J. Michael Martinez's work is writerly and lush. Martinez has set heady terms for the ambition of his work, much like Mallarme's "pure poetry." He creates textual maps of the histories through which he comes to be and in doing so enacts the polyphonic strains of influence, both intuitive and aesthetic. His poems are maximally lyric, almost Romantic at times. The high lyricism in his work constructs a profoundly singular voice, one that still engages with the post-identity tradition of Gloria Anzaldua. Like Anzaldua, his poems are political because they tell the complex stories of a marginalized culture; develop a system of ethnography out of public and private family history, but his work is also deeply prescient; he is in the forefront of emerging poets of color resistant to the narrow channels previously available for identity construction. The voice as corporeal experience is a striking result of this investigation. In his first book, Heredities, he announces early on that, "the noun never sutures to the named body," but ironically the book goes on to attempt to do just that, use language as a means to providing a ghostly shape to the self. Reading his work is pleasure and edification, a perfect balance of both of these reading sensations.

Statement
J. Michael Martinez

"Our lives are buildings made of lies. We have to lie to live. But to write we must unlie."
—Helene Cixous, Three Steps on the Ladder of Writing

When I began to seriously pursue language, I was writing letters to a distant love. I was trying to communicate all those overwrought emotions my introverted fifteen year-old self refused to speak. Those intimate, inadequate words became (perhaps cliché) my "worlding" to my, then, beloved.
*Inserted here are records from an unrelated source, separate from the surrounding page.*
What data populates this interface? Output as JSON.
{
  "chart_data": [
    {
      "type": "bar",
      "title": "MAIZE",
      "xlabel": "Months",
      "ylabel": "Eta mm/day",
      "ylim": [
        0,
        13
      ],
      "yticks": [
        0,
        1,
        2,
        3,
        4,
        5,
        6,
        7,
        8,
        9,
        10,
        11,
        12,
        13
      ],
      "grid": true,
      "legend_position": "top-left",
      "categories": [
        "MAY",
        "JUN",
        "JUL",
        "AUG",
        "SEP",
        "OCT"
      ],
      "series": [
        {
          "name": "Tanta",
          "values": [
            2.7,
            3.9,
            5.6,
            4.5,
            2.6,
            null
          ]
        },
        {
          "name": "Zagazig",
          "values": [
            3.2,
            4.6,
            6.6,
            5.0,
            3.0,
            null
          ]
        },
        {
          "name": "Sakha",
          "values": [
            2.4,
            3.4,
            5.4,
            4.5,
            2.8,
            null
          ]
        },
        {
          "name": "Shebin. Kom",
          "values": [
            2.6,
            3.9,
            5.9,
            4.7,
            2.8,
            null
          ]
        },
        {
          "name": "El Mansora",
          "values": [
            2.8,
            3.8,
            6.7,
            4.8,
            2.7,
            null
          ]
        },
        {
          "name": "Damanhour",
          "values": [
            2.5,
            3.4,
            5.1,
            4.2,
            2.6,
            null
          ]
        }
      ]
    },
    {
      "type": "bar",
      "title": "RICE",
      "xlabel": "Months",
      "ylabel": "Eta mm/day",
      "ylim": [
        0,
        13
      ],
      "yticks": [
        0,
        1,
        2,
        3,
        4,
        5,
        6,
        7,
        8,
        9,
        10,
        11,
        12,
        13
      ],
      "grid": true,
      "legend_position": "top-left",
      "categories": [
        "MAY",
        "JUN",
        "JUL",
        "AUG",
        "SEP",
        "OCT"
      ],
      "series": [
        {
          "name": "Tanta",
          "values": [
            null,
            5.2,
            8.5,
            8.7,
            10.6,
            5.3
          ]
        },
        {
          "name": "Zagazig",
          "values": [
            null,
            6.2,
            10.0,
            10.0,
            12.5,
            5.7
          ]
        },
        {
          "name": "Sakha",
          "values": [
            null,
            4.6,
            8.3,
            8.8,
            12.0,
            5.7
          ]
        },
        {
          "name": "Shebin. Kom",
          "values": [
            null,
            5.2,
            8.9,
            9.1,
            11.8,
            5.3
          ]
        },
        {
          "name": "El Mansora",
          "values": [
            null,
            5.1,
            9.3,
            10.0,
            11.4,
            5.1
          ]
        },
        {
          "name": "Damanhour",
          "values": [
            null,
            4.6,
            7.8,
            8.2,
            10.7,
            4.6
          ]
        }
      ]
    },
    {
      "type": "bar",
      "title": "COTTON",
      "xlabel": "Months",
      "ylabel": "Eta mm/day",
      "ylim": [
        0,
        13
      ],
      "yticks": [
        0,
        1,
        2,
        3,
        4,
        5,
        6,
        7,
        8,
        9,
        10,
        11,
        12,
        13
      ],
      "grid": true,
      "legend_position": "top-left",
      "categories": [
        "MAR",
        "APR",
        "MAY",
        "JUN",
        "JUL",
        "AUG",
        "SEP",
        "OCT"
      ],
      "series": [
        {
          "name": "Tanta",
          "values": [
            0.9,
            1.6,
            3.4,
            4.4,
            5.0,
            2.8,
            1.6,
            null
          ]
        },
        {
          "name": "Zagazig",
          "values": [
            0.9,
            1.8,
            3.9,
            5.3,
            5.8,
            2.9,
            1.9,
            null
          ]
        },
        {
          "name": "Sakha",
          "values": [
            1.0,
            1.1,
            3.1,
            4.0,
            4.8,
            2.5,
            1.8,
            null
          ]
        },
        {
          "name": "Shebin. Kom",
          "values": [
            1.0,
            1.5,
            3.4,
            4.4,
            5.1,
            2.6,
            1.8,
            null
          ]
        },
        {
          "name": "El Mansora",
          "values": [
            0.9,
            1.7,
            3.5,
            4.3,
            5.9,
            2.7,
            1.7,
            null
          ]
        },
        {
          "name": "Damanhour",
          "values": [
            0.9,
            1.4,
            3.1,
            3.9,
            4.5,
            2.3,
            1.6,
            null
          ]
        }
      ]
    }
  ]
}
When I write now, I still harbor, albeit less quixotic (thank god!), this original impetus: to world through to love. Regarding the wonderful Allen Grossman's poetics, an editor states, "Poetry's singular mission is to bind love and truth together—love that desires the beloved's continued life, knotted with the truth of life's contingency—to help make us more present to each other." I empathize deeply with this: the contingent fact of mortality and a bond begging for eternities. As my writing life has developed, I've begun to heed Helene Cixous' demand: in writing poetries, to die to my "self," dismantling the lies surrounding my life. As I bear myself to a deeper honesty toward the beloved. As the word dismantles purity into a thing more raw.

To learn to "unlie" is a method of dying—not physically, but spiritually, emotionally, ideologically—through to a space of pure availability, open to plenitude. To write poetries: to learn dying, to accept that which exceeds me. To step into, not selflessness, but subjectivity exceeding the "individual" into inexhaustible individuation. To enter into intimacy with negating plenitude. In Chican@ theory, a sense of this is known as mestizaje, a relinquishing of any identity founded in any absolute way; rather, one's subjectivities are conceived as always becoming.

For me, this intimate "dying" is that which exceeds me i.e. that most knowable unknown I must reconcile with. In reconciliation, my writing then dialogues with what is most alive in me. To write poetries: to gather my dying into intimate clasp. To possess the lesson of positive negation & beg its song.

In my writing of dying to myself, as I unlie my life, in the obscurity of the excessive potential, I often enter a state of, as Maurice Blanchot states, "clarity without light." An endless field where the lilac's white & curve is called toward a light absent of any star.

As I enter this field, one planted by history, my history arises. A heritage sowed and, often, disgraced by a particular polis. I unlie to weed this garden. To unearth the polis and its claims of who and who is not a citizen of its fields. To call to question those politics disgracing the inexhaustible.

I enter the garden so contradiction may be bleed & swallowed. So it may be sung. Where the "@" of the Latin@ is engendered. To enter endless becoming by virtue of the written word. To unlie. To weed the "essential" and allow an opening into this field. Between mortality and love, I write to risk my "self" to the last moment to recognize the illusion of the momentary. Transparently. To realize, there is no end, only love. A type of starless eternity.